Tuesday, October 24, 2006

Vegetables may be the Key to Staying Sharp

By Brandi M. Seals

Finally some news has come out that should prompt all moms to make sure kids are getting enough servings of vegetables in their diet. Recent research on vegetables and aging suggests that eating vegetables actually is beneficial. Vegetable consumption appears to help the brain stay young and it may slow the mental decline that people go through as they age.

The vegetables seem to help older individuals keep their mental sharpness. Older men and women who ate at least three servings of vegetables a day appear to have a measured mental sharpness of someone about five years younger than those who ate few or no vegetables during the course of the six-year study.

Just because the study was only done on older individuals does not mean that you should let your kids skip their veggies now. Kids develop eating habits at a young age that they will take with them forever. Try to expose children to lots of different vegetables. They are more inclined to try them at a young age then when they get older. If your kids are picky eaters, try having them help you prepare dinner. Kids are much more likely to eat something they helped make.

The study was published in this week's issue of the journal Neurology and funded from grants given by the National Institute on Aging. The researchers studied nearly 2,000 Chicago-area men and women in the study. While the research does not prove that vegetables reduce mental decline, it does add to mounting evidence pointing in that direction.

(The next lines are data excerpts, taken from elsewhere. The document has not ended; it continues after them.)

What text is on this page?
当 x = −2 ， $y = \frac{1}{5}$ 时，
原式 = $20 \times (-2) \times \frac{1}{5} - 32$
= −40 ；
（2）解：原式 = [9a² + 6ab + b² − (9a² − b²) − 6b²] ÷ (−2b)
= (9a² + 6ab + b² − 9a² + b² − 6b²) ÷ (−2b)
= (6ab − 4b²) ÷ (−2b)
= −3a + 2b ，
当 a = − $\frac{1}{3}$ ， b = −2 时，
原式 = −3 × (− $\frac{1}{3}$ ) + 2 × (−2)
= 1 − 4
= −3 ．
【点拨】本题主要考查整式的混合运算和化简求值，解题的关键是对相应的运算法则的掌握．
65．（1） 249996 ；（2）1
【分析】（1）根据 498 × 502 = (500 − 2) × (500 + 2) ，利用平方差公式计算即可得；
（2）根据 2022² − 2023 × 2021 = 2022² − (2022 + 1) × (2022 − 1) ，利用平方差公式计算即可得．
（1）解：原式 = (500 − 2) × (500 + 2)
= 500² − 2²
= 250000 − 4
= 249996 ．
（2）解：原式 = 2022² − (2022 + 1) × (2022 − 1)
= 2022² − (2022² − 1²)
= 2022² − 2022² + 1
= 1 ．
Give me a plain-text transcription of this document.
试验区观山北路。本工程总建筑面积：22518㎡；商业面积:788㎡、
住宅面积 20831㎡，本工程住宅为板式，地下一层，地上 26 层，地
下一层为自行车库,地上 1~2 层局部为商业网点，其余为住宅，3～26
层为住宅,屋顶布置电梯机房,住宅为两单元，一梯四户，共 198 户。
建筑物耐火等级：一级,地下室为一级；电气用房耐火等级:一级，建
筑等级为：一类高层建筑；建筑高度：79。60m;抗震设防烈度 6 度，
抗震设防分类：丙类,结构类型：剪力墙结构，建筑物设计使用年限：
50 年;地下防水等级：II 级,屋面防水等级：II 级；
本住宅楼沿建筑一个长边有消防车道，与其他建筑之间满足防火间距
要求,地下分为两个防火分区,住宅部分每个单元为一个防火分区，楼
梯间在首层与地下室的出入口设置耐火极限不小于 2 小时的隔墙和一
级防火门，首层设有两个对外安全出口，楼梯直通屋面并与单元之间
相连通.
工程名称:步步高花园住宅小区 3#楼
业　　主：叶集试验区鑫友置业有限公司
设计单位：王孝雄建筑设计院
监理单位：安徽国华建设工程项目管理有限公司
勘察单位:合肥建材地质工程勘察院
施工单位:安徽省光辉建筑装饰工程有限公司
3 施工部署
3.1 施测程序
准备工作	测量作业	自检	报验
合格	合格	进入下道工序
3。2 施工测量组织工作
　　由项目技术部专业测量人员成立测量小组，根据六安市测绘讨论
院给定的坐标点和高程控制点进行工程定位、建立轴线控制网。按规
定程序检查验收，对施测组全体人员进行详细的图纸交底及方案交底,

Not all vegetables are equal when it comes to keeping the mind young. Green leafy vegetables such as spinach, kale and mustard greens appeared to be the most beneficial. While the researches are not exactly sure why that is, they believe it may be because the leafy greens contain vitamin E. Vitamin E is an antioxidant believed to help fight chemicals produced by the body that can damage cells.

Try specifically to incorporate these foods in you and your child's diet. But of course, keep eating all types of vegetables. You may also wish to get kids hooked on fresh fruit too. Fruit is very good for you, but it does not help slow natural mental decline.

Vegetables may be more helpful than fruits in this area for a number of reasons. Veggies usually contain more vitamin E than fruits and they are also often eaten with healthy fats such as olive oil, which help the body absorb vitamin E and other antioxidants.

In addition, these fats from healthy oils can help keep cholesterol low and help arteries stay clear. Both of these would of course help the brain stay healthy.

The study involved 1,946 people aged 65 and older who answered questions about their eating habits. For the study, a serving of vegetables equaled about a half-cup of chopped vegetables or one cup of raw leafy green.

Those involved in the study had their mental function tested three times during the course of the six year study. The tests measured short-term and delayed memory.

As expected, most people gradually did worse on the tests as they aged, but those who ate more than two vegetable servings a day experienced about 40 percent less mental decline than those who ate few or no vegetables.

If you and your family are currently eating a diet that is not the healthiest, perhaps it is time to make a change. Fresh vegetables and fruits are not expensive. They can be picked up anywhere that you buy groceries. And, they can help set kids up on a healthy track. There really is no excuse why one cannot incorporate vegetables in their diet.

If you cannot use fresh veggies before they go bad, by all means invest in canned or frozen vegetable alternatives. They will not have as many vitamins and nutrients as their fresh counterparts, but they are better than nothing. If you grew up in a house like mine where the only vegetables served were corn and potatoes, you may not know how to prepare other vegetables. But do not worry, veggies are easy to prepare. Simply go online to search for recipes, flip through a cookbook or two, or ask someone you know who eats a lot of vegetables.